I have the following convex optimization problem over $\mathbb{R}^n$ with box constraints:

$$\begin{align}\text{minimize }&\;f(x)\\ \text{subject to }&\;x \in [-1,1]^n\end{align}$$

I can see two approaches to handle this:

Approach 1. Use a dedicated convex optimization method that handles box constraints (e.g., projected gradient descent; L-BFGS-B, i.e., L-BFGS with box constraints).

Approach 2. Apply a nonlinear transform to force $x$ to be in the box $[-1,1]^n$. In particular, define

$$g(w) = f(\varphi(w))$$

where $\varphi: \mathbb{R}^n \to \mathbb{R}^n$ applies the hyperbolic tangent coordinate-wise, i.e., $\varphi(w)_i = \tanh w_i$. Then, solve the unconstrained optimization problem

$$\text{minimize }\;g(w)$$

where now we allow $w$ to range over all of $\mathbb{R}^n$. Note that the solution $w$ to this unconstrained problem immediately yields a solution to the original problem, by taking $x = \varphi(w)$. We can then use any optimization procedure to solve the unconstrained problem -- we're not limited to ones that explicitly support box constraints. Basically, I'm just applying a substitution or change-of-variables to force the box constraints to always hold.

My question. Is there any reason to prefer one approach over the other? Should we expect one to converge significantly faster, or be more robust, or something?

In the readings I've done so far, I've seen lots of references to Approach 1, but I've never seen anyone mention Approach 2. Are there any pitfalls with Approach 2 that I should be aware of?

I have a convex optimization solver that seems to work well in my domain, but doesn't support box constraints. So, if there are no pitfalls or shortcomings of Approach 2, it would be convenient to apply the solver I already have to solve the unconstrained optimization problem. (The existing solver already has many well-tuned heuristics; it would be painful to implement projected gradient descent or L-BFGS from scratch and implement all of those heuristics.) However, I want to find out if there are some pitfalls I might not be aware of with Approach 2.

Approach 2 seems vaguely reminiscent of barrier methods (or interior point methods), though it's not the same. Does the theory in that area offer any relevant insights into this question?
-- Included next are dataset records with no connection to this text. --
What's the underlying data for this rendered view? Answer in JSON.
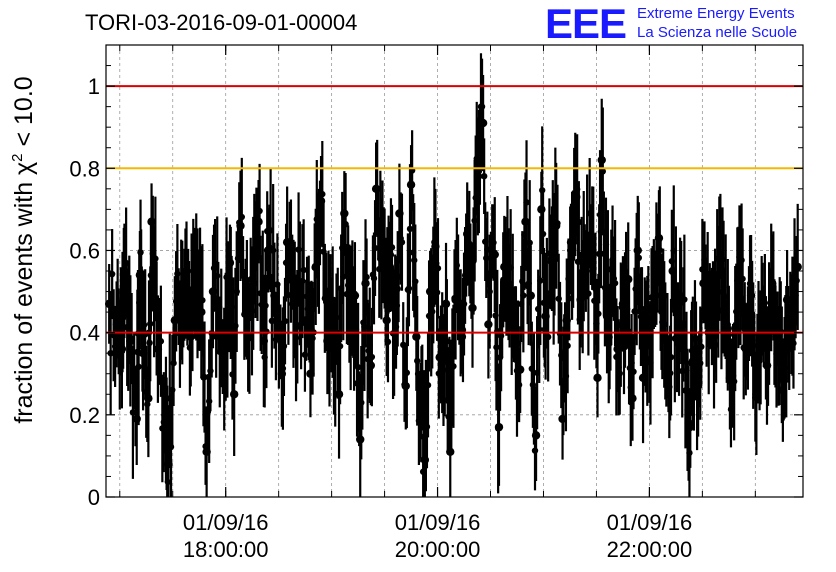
{
  "page": {
    "title": "TORI-03-2016-09-01-00004",
    "logo": {
      "mark": "EEE",
      "line1": "Extreme Energy Events",
      "line2": "La Scienza nelle Scuole",
      "color": "#1a1aff"
    }
  },
  "chart_data": {
    "type": "scatter",
    "title": "TORI-03-2016-09-01-00004",
    "ylabel": "fraction of events with χ² < 10.0",
    "ylabel_parts": {
      "prefix": "fraction of events with ",
      "symbol": "χ",
      "sup": "2",
      "suffix": " < 10.0"
    },
    "xlabel": "",
    "x_unit": "hours of day 01/09/16",
    "xlim": [
      16.87,
      23.45
    ],
    "ylim": [
      0,
      1.1
    ],
    "y_ticks": [
      0,
      0.2,
      0.4,
      0.6,
      0.8,
      1
    ],
    "y_tick_labels": [
      "0",
      "0.2",
      "0.4",
      "0.6",
      "0.8",
      "1"
    ],
    "x_ticks": [
      {
        "x": 18,
        "date": "01/09/16",
        "time": "18:00:00"
      },
      {
        "x": 20,
        "date": "01/09/16",
        "time": "20:00:00"
      },
      {
        "x": 22,
        "date": "01/09/16",
        "time": "22:00:00"
      }
    ],
    "grid": true,
    "reference_lines": [
      {
        "y": 1.0,
        "color": "#dd0000"
      },
      {
        "y": 0.8,
        "color": "#f5b800"
      },
      {
        "y": 0.4,
        "color": "#dd0000"
      }
    ],
    "series": [
      {
        "marker": "circle",
        "color": "#000000",
        "typical_error": 0.12,
        "points": [
          [
            16.9,
            0.47
          ],
          [
            16.97,
            0.42
          ],
          [
            17.02,
            0.36
          ],
          [
            17.05,
            0.53
          ],
          [
            17.1,
            0.38
          ],
          [
            17.16,
            0.19
          ],
          [
            17.19,
            0.54
          ],
          [
            17.22,
            0.35
          ],
          [
            17.27,
            0.24
          ],
          [
            17.3,
            0.67
          ],
          [
            17.36,
            0.36
          ],
          [
            17.43,
            0.2
          ],
          [
            17.46,
            0.08
          ],
          [
            17.52,
            0.43
          ],
          [
            17.58,
            0.48
          ],
          [
            17.63,
            0.55
          ],
          [
            17.67,
            0.39
          ],
          [
            17.71,
            0.52
          ],
          [
            17.77,
            0.45
          ],
          [
            17.82,
            0.11
          ],
          [
            17.88,
            0.5
          ],
          [
            17.93,
            0.46
          ],
          [
            18.0,
            0.39
          ],
          [
            18.04,
            0.57
          ],
          [
            18.08,
            0.25
          ],
          [
            18.14,
            0.66
          ],
          [
            18.2,
            0.48
          ],
          [
            18.26,
            0.52
          ],
          [
            18.31,
            0.67
          ],
          [
            18.36,
            0.38
          ],
          [
            18.4,
            0.6
          ],
          [
            18.46,
            0.49
          ],
          [
            18.53,
            0.3
          ],
          [
            18.58,
            0.62
          ],
          [
            18.64,
            0.47
          ],
          [
            18.7,
            0.52
          ],
          [
            18.76,
            0.43
          ],
          [
            18.8,
            0.3
          ],
          [
            18.85,
            0.56
          ],
          [
            18.9,
            0.72
          ],
          [
            18.96,
            0.38
          ],
          [
            19.01,
            0.45
          ],
          [
            19.07,
            0.25
          ],
          [
            19.12,
            0.69
          ],
          [
            19.18,
            0.4
          ],
          [
            19.22,
            0.49
          ],
          [
            19.27,
            0.14
          ],
          [
            19.32,
            0.52
          ],
          [
            19.37,
            0.32
          ],
          [
            19.42,
            0.75
          ],
          [
            19.47,
            0.58
          ],
          [
            19.52,
            0.43
          ],
          [
            19.55,
            0.56
          ],
          [
            19.6,
            0.46
          ],
          [
            19.64,
            0.69
          ],
          [
            19.7,
            0.27
          ],
          [
            19.75,
            0.76
          ],
          [
            19.8,
            0.39
          ],
          [
            19.84,
            0.21
          ],
          [
            19.88,
            0.09
          ],
          [
            19.93,
            0.5
          ],
          [
            19.98,
            0.61
          ],
          [
            20.02,
            0.34
          ],
          [
            20.08,
            0.47
          ],
          [
            20.12,
            0.11
          ],
          [
            20.17,
            0.48
          ],
          [
            20.23,
            0.39
          ],
          [
            20.28,
            0.64
          ],
          [
            20.33,
            0.46
          ],
          [
            20.38,
            0.78
          ],
          [
            20.43,
            0.91
          ],
          [
            20.48,
            0.42
          ],
          [
            20.54,
            0.59
          ],
          [
            20.58,
            0.17
          ],
          [
            20.63,
            0.56
          ],
          [
            20.68,
            0.49
          ],
          [
            20.73,
            0.42
          ],
          [
            20.78,
            0.31
          ],
          [
            20.83,
            0.67
          ],
          [
            20.88,
            0.49
          ],
          [
            20.93,
            0.15
          ],
          [
            20.98,
            0.7
          ],
          [
            21.02,
            0.44
          ],
          [
            21.08,
            0.58
          ],
          [
            21.12,
            0.66
          ],
          [
            21.18,
            0.19
          ],
          [
            21.22,
            0.43
          ],
          [
            21.26,
            0.62
          ],
          [
            21.31,
            0.73
          ],
          [
            21.35,
            0.48
          ],
          [
            21.4,
            0.55
          ],
          [
            21.46,
            0.63
          ],
          [
            21.51,
            0.29
          ],
          [
            21.55,
            0.82
          ],
          [
            21.6,
            0.44
          ],
          [
            21.64,
            0.51
          ],
          [
            21.7,
            0.36
          ],
          [
            21.75,
            0.47
          ],
          [
            21.8,
            0.53
          ],
          [
            21.84,
            0.24
          ],
          [
            21.89,
            0.6
          ],
          [
            21.94,
            0.29
          ],
          [
            21.98,
            0.38
          ],
          [
            22.03,
            0.45
          ],
          [
            22.09,
            0.63
          ],
          [
            22.13,
            0.49
          ],
          [
            22.18,
            0.3
          ],
          [
            22.22,
            0.55
          ],
          [
            22.27,
            0.39
          ],
          [
            22.32,
            0.42
          ],
          [
            22.37,
            0.18
          ],
          [
            22.41,
            0.33
          ],
          [
            22.46,
            0.27
          ],
          [
            22.51,
            0.52
          ],
          [
            22.56,
            0.4
          ],
          [
            22.61,
            0.37
          ],
          [
            22.66,
            0.58
          ],
          [
            22.71,
            0.45
          ],
          [
            22.76,
            0.29
          ],
          [
            22.81,
            0.41
          ],
          [
            22.86,
            0.53
          ],
          [
            22.91,
            0.36
          ],
          [
            22.96,
            0.49
          ],
          [
            23.01,
            0.25
          ],
          [
            23.06,
            0.46
          ],
          [
            23.11,
            0.32
          ],
          [
            23.16,
            0.52
          ],
          [
            23.21,
            0.41
          ],
          [
            23.26,
            0.26
          ],
          [
            23.3,
            0.48
          ],
          [
            23.35,
            0.44
          ],
          [
            23.4,
            0.56
          ]
        ]
      }
    ]
  }
}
A solution to your original problem probably has some components equal to $\pm 1$, but hyperbolic tangent is never equal to $\pm 1$. Thus, the reformulated problem probably has no minimizer. Also, $g $ is probably not convex, so convexity has been lost.

You mentioned the projected gradient method. You might also consider FISTA or the TFOCS software package.


Even if the question is outdated, let me suggest some other approaches in case someone happens to have a similar problem and finds its way here.

The Projected Newton method has been very useful to me when you need to minimize a quadratic objective under box constraints. Especially so if the Hessian matrix turns to be sparse or has some structure that allows fast inverse calculation.

Alternatively if you problem is not quadratic but the gradient is cheap to compute I would suggest the already mentioned Projected Gradient, or the Frank-Wolfe method. Usually the tricky part of this method involves solving a subproblem where you minimize a linear function subject to your problem constraints. Fortunately, having just box constraints makes this very easy!